Monday, November 19, 2012
10-Gigabit Ethernet (10GBASE-T)
10-Gigabit Ethernet (10GBASE-T), being standardized in IEEE 802.3a, is a telecommunication technology that offers data speeds up to 10 billion bits per second. Built on the Ethernet technology used in most of today's local area networks (LANs), 10-Gigabit Ethernet is described as a "disruptive" technology that offers a more efficient and less expensive approach to moving data on backbone connections between networks while also providing a consistent technology end-to-end. Using optical fiber, 10-Gigabit Ethernet can replace existing networks that use ATM switches and SONET multiplexers on an OC-48 SONET ring with a simpler network of 10-Gigabit Ethernet switches and at the same time improve the data rate from 2.5 Gbps to 10 Gbps.

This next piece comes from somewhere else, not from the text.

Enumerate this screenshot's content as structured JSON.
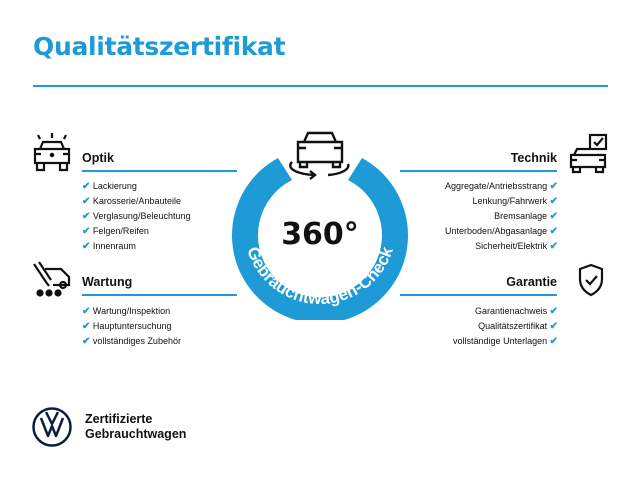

10-Gigabit Ethernet is expected to be used to interconnect local area networks (LANs), wide area networks (WANs), and metropolitan area networks (MANs). 10-Gigabit Ethernet uses the familiar IEEE 802.3 Ethernet media access control (MAC) protocol and its frame format and size. Like Fast Ethernet and Gigabit Ethernet, 10-Gigabit Ethernet uses full-duplex transmission, which makes possible a considerable distance range. On multimode fiber, 10-Gigabit Ethernet will support distances up to 300 meters; on single mode fiber, it will support distances up to 40 kilometers. Smaller Gigabit Ethernet networks can feed into a 10-Gigabit Ethernet network.